Changing horizontal twill to check


Iʻve noticed that some experienced weavers who have mostly used maka ʻoʻeno in a hat finish the edge of the brim (hiʻi) using maka moena (check). What follows is my approach for changing maka ʻoʻeno to maka moena. During this process, experienced weavers can also finish the edge of the brim; we are only going to suggest a way to do the transition process.

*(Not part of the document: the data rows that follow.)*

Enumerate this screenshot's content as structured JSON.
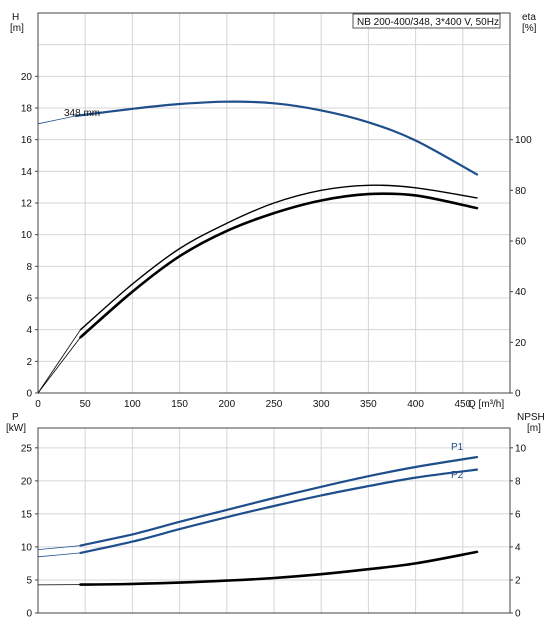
{
  "chart_data": [
    {
      "id": "top",
      "type": "line",
      "title": "NB 200-400/348, 3*400 V, 50Hz",
      "xlabel": "Q [m³/h]",
      "x_ticks": [
        0,
        50,
        100,
        150,
        200,
        250,
        300,
        350,
        400,
        450
      ],
      "xlim": [
        0,
        500
      ],
      "y_left": {
        "label_line1": "H",
        "label_line2": "[m]",
        "range": [
          0,
          24
        ],
        "ticks": [
          0,
          2,
          4,
          6,
          8,
          10,
          12,
          14,
          16,
          18,
          20
        ]
      },
      "y_right": {
        "label_line1": "eta",
        "label_line2": "[%]",
        "range": [
          0,
          150
        ],
        "ticks": [
          0,
          20,
          40,
          60,
          80,
          100
        ]
      },
      "grid": true,
      "series": [
        {
          "name": "348 mm",
          "axis": "left",
          "color": "#1f4e8c",
          "points": [
            [
              0,
              17.0
            ],
            [
              40,
              17.5
            ],
            [
              100,
              17.95
            ],
            [
              150,
              18.25
            ],
            [
              200,
              18.4
            ],
            [
              250,
              18.3
            ],
            [
              300,
              17.85
            ],
            [
              350,
              17.1
            ],
            [
              400,
              15.95
            ],
            [
              465,
              13.8
            ]
          ],
          "valid_from": 45
        },
        {
          "name": "",
          "axis": "right",
          "color": "#000000",
          "points": [
            [
              0,
              0
            ],
            [
              45,
              25
            ],
            [
              100,
              43
            ],
            [
              150,
              57
            ],
            [
              200,
              67
            ],
            [
              250,
              75
            ],
            [
              300,
              80
            ],
            [
              350,
              82
            ],
            [
              400,
              81
            ],
            [
              465,
              77
            ]
          ],
          "valid_from": 45
        },
        {
          "name": "",
          "axis": "right",
          "color": "#000000",
          "points": [
            [
              0,
              0
            ],
            [
              45,
              22
            ],
            [
              100,
              40
            ],
            [
              150,
              54
            ],
            [
              200,
              64
            ],
            [
              250,
              71
            ],
            [
              300,
              76
            ],
            [
              350,
              78.5
            ],
            [
              400,
              78
            ],
            [
              465,
              73
            ]
          ],
          "valid_from": 45
        }
      ]
    },
    {
      "id": "bottom",
      "type": "line",
      "xlim": [
        0,
        500
      ],
      "x_ticks": [
        0,
        50,
        100,
        150,
        200,
        250,
        300,
        350,
        400,
        450
      ],
      "y_left": {
        "label_line1": "P",
        "label_line2": "[kW]",
        "range": [
          0,
          28
        ],
        "ticks": [
          0,
          5,
          10,
          15,
          20,
          25
        ]
      },
      "y_right": {
        "label_line1": "NPSH",
        "label_line2": "[m]",
        "range": [
          0,
          11.2
        ],
        "ticks": [
          0,
          2,
          4,
          6,
          8,
          10
        ]
      },
      "grid": true,
      "series": [
        {
          "name": "P1",
          "axis": "left",
          "color": "#1f4e8c",
          "points": [
            [
              0,
              9.6
            ],
            [
              45,
              10.2
            ],
            [
              100,
              11.9
            ],
            [
              150,
              13.8
            ],
            [
              200,
              15.6
            ],
            [
              250,
              17.4
            ],
            [
              300,
              19.1
            ],
            [
              350,
              20.7
            ],
            [
              400,
              22.1
            ],
            [
              465,
              23.6
            ]
          ],
          "valid_from": 45
        },
        {
          "name": "P2",
          "axis": "left",
          "color": "#1f4e8c",
          "points": [
            [
              0,
              8.5
            ],
            [
              45,
              9.1
            ],
            [
              100,
              10.8
            ],
            [
              150,
              12.7
            ],
            [
              200,
              14.5
            ],
            [
              250,
              16.2
            ],
            [
              300,
              17.8
            ],
            [
              350,
              19.2
            ],
            [
              400,
              20.5
            ],
            [
              465,
              21.7
            ]
          ],
          "valid_from": 45
        },
        {
          "name": "",
          "axis": "right",
          "color": "#000000",
          "points": [
            [
              0,
              1.7
            ],
            [
              45,
              1.72
            ],
            [
              100,
              1.76
            ],
            [
              150,
              1.84
            ],
            [
              200,
              1.96
            ],
            [
              250,
              2.12
            ],
            [
              300,
              2.35
            ],
            [
              350,
              2.65
            ],
            [
              400,
              3.0
            ],
            [
              465,
              3.7
            ]
          ],
          "valid_from": 45
        }
      ]
    }
  ]
}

In the first transition (going from maka moena (check) to maka ʻoʻeno (horizontal two ply twill), we followed Jim Skibbyʻs approach for making a practice board (Chapter 3). This approach uses lauhala koana/mauʻu instead of plastic strips as I had done elsewhere. I do recommend using Jimʻs approach and find that the lauhala is surprisingly durable with respect to repeated folding and unfolding. I taped my lauhala strips to an old plastic cutting board.

After making the board, Jim then showed how to begin making the maka ʻoʻeno (horizontal two ply twill) pattern. After that exercise, the following one should be pretty easy.

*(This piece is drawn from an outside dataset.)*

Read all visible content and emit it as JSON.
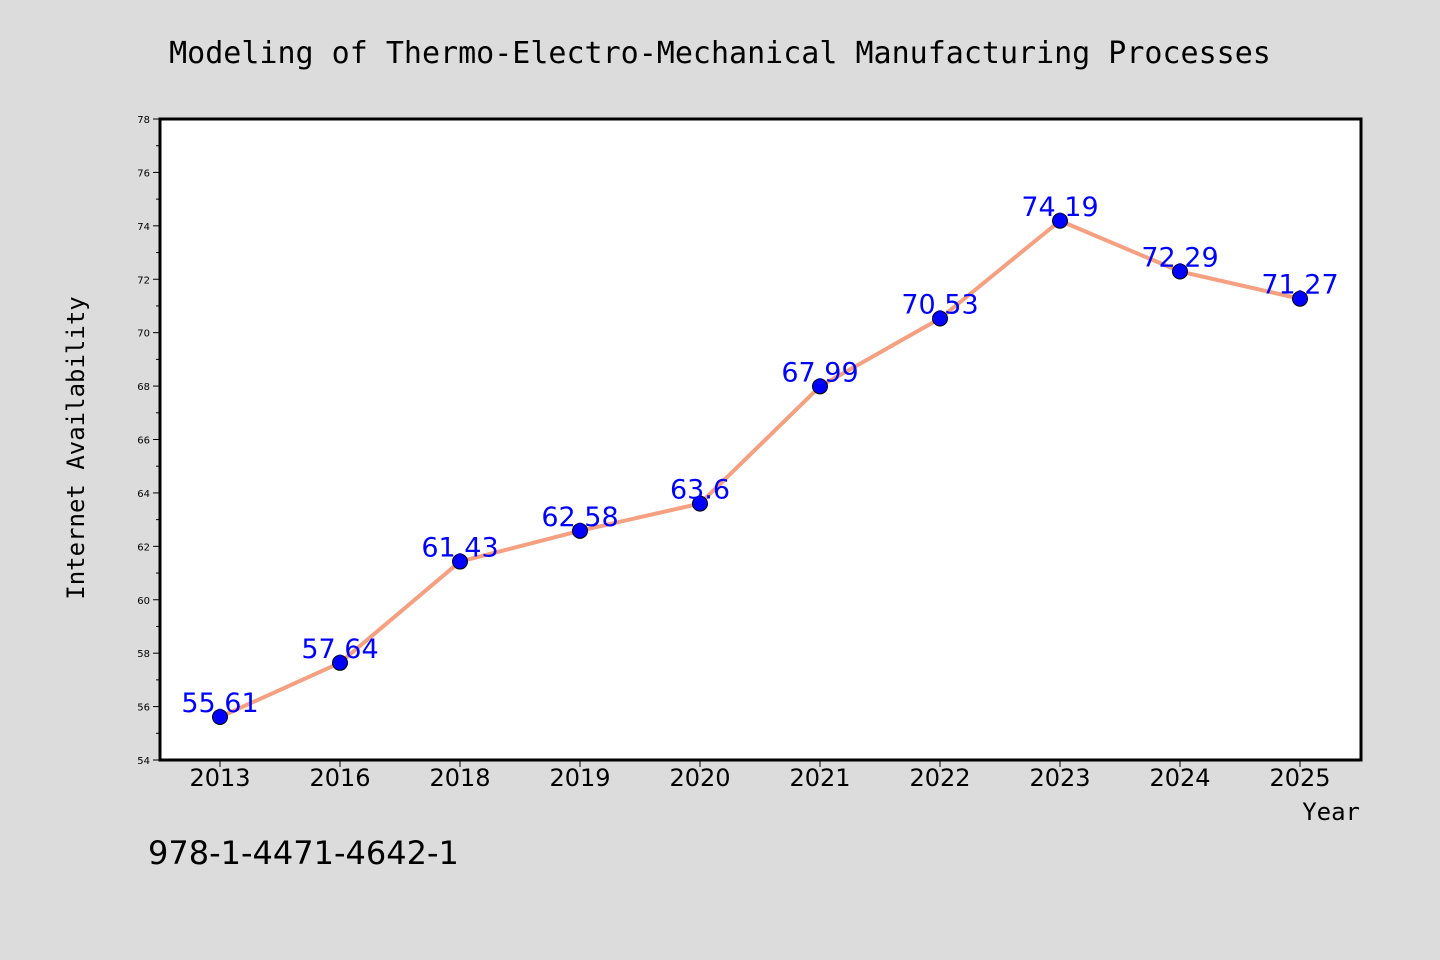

Begin Weaving Texture Change from maka ʻoʻeno ( horizontal twill ) to maka moena ( check )

Weʻll continue using the moe, ku and ulana terminology in Jim Skibbyʻs book. These are common terms used by weavers and are defined HERE

Figure 1. We begin.

Figure 1 shows the beginning of the process. Weʻve labeled the beginning ku and several moe.

Figure 2.

Figure 2 shows the first ku folded down over the first moe and the second moe folded down after that.

Figure 3.

Figure 3 shows the ulana of the first ku folded up and the second ku folded down over the second moe. After that weʻre ready for the third moe to be folded down.

Figure 4.

Figure 4 shows the third moe folded down. Time to ulana.

Figure 5.

Figure 5 shows the ulana with the first and third ku folded down and the second ku folded up. Time to moe.

Figure 6.

Continue the process of moe then ulana until you have reached the width of maka moena that you wish. In Figure 6 the maka moena are three maka deep depending on whether you begin with the tip of the end of the maka ʻoʻeno koana or the face.

Figure 7.

In Figure 7 we have folded all the ku back so that you can see both the beginning ku and the result of carrying on for 8-9 moe additions.